If you could travel back in time and face yourself soon after graduating from PT school, then what advice would you give yourself?

Study, travel, and read more before you start your family and trust your gut in bridging pelvic health and your orthopedic manual therapy training. You’ll know enough to do it way earlier than you think.

There’s more to life than work. Tell us about one of your more memorable life adventures.
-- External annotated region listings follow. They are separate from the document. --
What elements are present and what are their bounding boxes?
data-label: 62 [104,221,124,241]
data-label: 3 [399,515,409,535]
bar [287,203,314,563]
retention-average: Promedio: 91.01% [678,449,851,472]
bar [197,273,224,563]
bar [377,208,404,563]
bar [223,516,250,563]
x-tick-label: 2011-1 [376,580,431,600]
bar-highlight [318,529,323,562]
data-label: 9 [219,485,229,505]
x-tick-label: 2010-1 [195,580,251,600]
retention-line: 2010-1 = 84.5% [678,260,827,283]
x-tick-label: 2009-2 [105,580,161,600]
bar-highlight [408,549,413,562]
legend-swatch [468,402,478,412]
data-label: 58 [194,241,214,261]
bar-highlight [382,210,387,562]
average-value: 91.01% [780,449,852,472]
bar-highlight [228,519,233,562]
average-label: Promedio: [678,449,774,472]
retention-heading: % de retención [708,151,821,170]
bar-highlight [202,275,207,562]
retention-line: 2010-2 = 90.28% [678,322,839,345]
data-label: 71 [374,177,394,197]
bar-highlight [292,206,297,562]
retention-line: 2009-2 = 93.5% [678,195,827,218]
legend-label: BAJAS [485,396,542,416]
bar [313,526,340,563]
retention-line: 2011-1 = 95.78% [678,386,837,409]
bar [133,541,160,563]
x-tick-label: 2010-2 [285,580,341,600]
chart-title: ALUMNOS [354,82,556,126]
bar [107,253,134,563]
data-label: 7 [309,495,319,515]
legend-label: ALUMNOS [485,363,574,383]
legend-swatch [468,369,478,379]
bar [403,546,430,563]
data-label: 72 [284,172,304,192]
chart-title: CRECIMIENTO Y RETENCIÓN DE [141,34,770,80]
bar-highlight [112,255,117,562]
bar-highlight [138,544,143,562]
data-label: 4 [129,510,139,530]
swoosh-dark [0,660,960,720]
Hmmmm, do I work too much/find too much “adventure and fun” in work if I’m finding this the hardest response….???? J One thing that consistently comes to mind is the evolving adventure of learning to surf! I’m from southern WV, and didn’t get any natural opportunity for surfing growing up, but somehow have always wanted to know how to ride. My first exposure was on a quick trip to Costa Rica ~5 years ago, and I’ve spent time on beaches in MA, RI, VA, and SC ever since, trying to learn the art and sport of riding a wave. Most of the time, its pretty sloppy and nothing graceful to watch, but never have I been so bad at an activity and loved it so much! I improve every season, I have fun every time I’m out, and geek out about how great it is for my posture and motor control (trunk extension, unstable surface, reaction time, perturbations – great stuff!!)! And last year my 9 year old son and I rode the same (tiny little) wave side by side…memorable life adventure!

Jessica, thanks for the fantastic interview. Looks like 2014 is a fantastic (and very busy!) year for you and everyone at Marathon! I wish you the best of luck, and look forward to doing this again.